Sebagai mitra bulog ketiga perusahaan tersebut, menjadi mata rantai rente bisnis gabah dan beras di sumsel, di tambah adanya pemain baru ricemilling PT Belitang Panen Raya , dan PT Buyung Poetra sembada Tbk yang menjadikan Sumsel sebagai oprasi besar bisnis beras nasional, sehingga semakin mengokohkan peran para cukong sebagai penentu skema bisnis beras baik di tingkat harga beli dan harga jual petani disumsel , dimana potensi hasil gabah sumsel yang mencapai 2.4 juta ton/ tahun, serta produksi beras tahunan yang mencapai 1.5 juta ton/ tahun menjadi gula yang manis bagi para pemburu rente dari bisnis beras dan gabah di Sumsel dan Indonesia.
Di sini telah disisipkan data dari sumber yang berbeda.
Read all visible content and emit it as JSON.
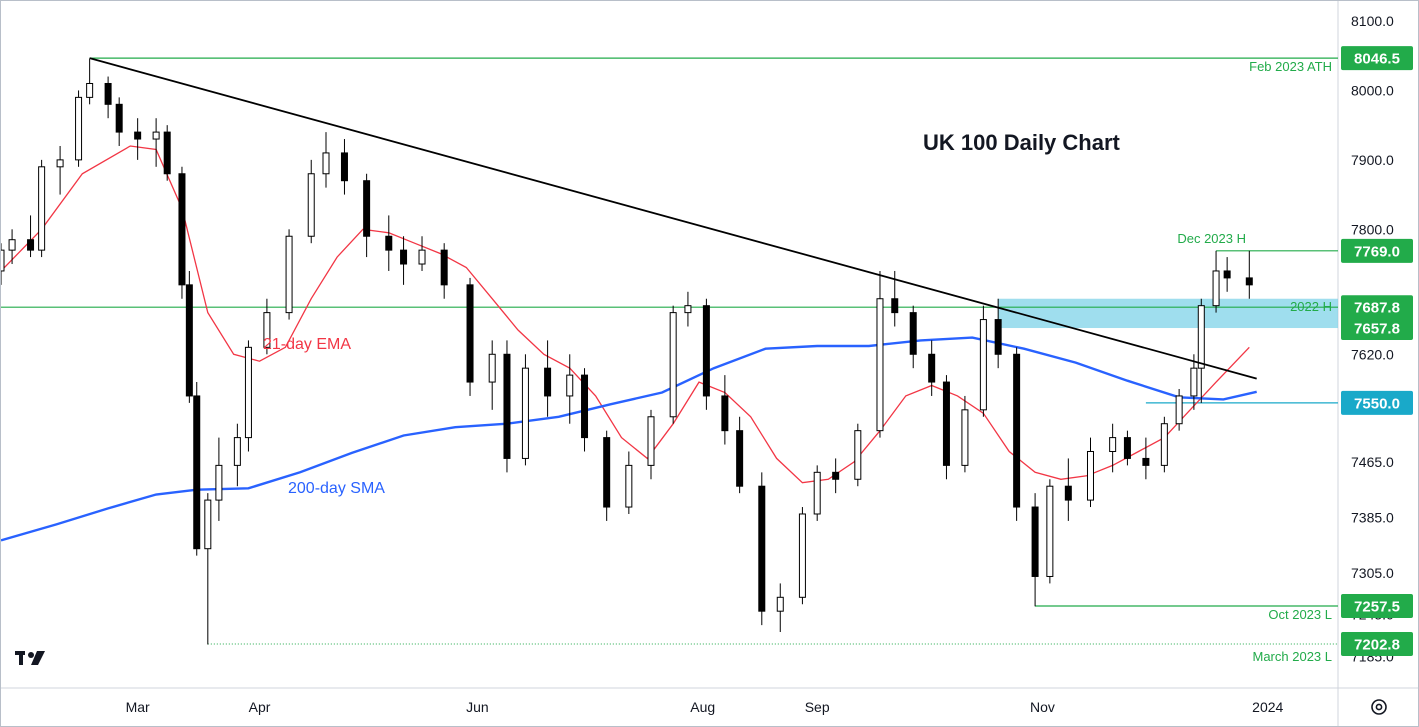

Dari situasi yang ada tersebut jika ditelisik lebih dalam lagi, dapat dilihat secara kasat mata bahwa dugaan adanya monopoly dan kartel dalam rantai bisnis gabah dan beras di Sumsel selama ini diduga dilakukan oleh lima cukong besar (PT. Rusna Jaya Putra Pangan, PT. Buyung Poetra pangan, PT Buyung Poetra sembada Tbk, PT. Karya Jaya Mandir, PT Belitang Panen Raya) hal ini didasarkan pada cakupan pembelian gabah petani, produksi gabah menjadi beras dan penjualan beras disumsel serta wilayah Indonesia lainya.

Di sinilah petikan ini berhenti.